KDC持有一個密鑰數據庫;每個網絡實體——無論是客戶還是服務器——共享了一套只有他自己和KDC知道的密鑰。密鑰的內容用於證明實體的身份。對於兩個實體間的通信,KDC產生一個會話密鑰,用來加密他們之間的交互信息。
協議內容
協議的安全主要依賴於參加者對時間的松散同步和短周期的叫做Kerberos票據的認證聲明。 下面是對這個協議的一個簡化描述,將使用以下縮寫:
- AS(Authentication Server)= 認證服務器
- TGT(Ticket Granting Ticket)= 票據授權票據,票據的票據
- TGS(Ticket Granting Server)= 票據授權服務器
- SS(Service Server)= 服務器
其在網絡通訊協定中屬於顯示層。
簡單地說,用戶先用共享密鑰從某認證服務器得到一個身份證明。隨后,用戶使用這個身份證明與SS通信,而不使用共享密鑰。
具體流程
-
首先,用戶使用客戶機(用戶自己的機器)上的程序登錄:
-
用戶輸入用戶ID和密碼到客戶機。
-
客戶機程序運行一個單向函數(大多數為雜湊)把密碼轉換成密鑰,這個就是客戶機(用戶)的"用戶密鑰"(K_client)。受信任的AS通過某些安全的途徑也獲取了與此密鑰相同的密鑰。
-
隨后,客戶機認證(客戶機從AS獲取票據的票據(TGT)):
-
客戶機向AS發送1條消息(注意:用戶不向AS發送密鑰(K_client),也不發送密碼):
- 包含用戶ID的明文消息,例如"用戶Sunny想請求服務"(Sunny是用戶ID)
-
AS檢查用戶ID有效性,而后返回2條消息:
- 消息A:用戶密鑰(K_client)加密后的"客戶機-TGS會話密鑰"(K_TGS-session)(會話密鑰用在將來客戶機與TGS的通信(會話)上)
- 消息B:TGS密鑰(K_TGS)加密后的"票據授權票據"(TGT)(TGT包括:客戶機-TGS會話密鑰(K_TGS-session),用戶ID,用戶網址,TGT有效期)
-
客戶機用自己的密鑰(K_client)解密A,得到客戶機-TGS會話密鑰(K_TGS-session)。

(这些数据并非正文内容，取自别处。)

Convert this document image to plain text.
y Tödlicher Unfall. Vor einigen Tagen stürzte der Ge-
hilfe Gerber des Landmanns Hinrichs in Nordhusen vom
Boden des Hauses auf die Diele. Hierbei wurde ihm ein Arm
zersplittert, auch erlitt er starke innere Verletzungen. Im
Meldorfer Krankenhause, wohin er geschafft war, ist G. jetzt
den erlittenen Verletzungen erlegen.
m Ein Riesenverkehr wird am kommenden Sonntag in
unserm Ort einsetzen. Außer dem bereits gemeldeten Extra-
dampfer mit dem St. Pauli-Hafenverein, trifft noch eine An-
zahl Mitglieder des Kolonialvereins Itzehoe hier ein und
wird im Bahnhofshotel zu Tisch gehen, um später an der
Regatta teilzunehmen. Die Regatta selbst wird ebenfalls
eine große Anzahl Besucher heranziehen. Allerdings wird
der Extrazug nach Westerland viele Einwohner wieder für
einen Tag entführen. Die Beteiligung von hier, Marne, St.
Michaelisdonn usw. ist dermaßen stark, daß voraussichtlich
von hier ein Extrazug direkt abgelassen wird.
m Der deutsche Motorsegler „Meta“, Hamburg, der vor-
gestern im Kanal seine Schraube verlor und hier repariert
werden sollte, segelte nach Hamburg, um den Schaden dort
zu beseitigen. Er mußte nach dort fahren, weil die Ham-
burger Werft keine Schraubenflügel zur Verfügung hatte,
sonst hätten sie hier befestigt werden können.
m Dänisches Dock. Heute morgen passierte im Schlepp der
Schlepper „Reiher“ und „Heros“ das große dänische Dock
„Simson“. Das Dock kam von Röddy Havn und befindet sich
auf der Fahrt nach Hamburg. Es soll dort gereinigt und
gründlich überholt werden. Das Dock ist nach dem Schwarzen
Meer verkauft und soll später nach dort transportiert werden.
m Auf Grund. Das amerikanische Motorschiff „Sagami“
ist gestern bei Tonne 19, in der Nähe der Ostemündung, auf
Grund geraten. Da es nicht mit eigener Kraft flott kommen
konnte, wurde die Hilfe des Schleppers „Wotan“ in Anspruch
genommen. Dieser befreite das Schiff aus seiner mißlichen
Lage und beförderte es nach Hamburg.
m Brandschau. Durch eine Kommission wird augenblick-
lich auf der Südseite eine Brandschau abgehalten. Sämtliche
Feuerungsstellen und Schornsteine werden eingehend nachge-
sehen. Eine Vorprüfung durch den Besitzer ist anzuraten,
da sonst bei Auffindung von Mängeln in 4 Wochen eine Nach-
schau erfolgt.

(注意:客戶機不能解密消息B,因為B是用TGS密鑰(K_TGS)加密的)。
-
然后,服務授權(客戶機從TGS獲取票據(T)):
- 客戶機向TGS發送以下2條消息:
- 消息c:即消息B(K_TGS加密后的TGT),和想獲取的服務的服務ID(注意:不是用戶ID)
- 消息d:客戶機-TGS會話密鑰(K_TGS-session)加密后的"認證符"(認證符包括:用戶ID,時間戳)
- TGS用自己的密鑰(K_TGS)解密c中的B得到TGT,從而得到AS提供的客戶機-TGS會話密鑰(K_TGS-session)。再用這個會話密鑰解密d得到用戶ID(認證),而后返回2條消息:
- 消息E:服務器密鑰(K_SS)加密后的"客戶機-服務器票據"(T)(T包括:客戶機-SS會話密鑰(K_SS-session),用戶ID,用戶網址,T有效期)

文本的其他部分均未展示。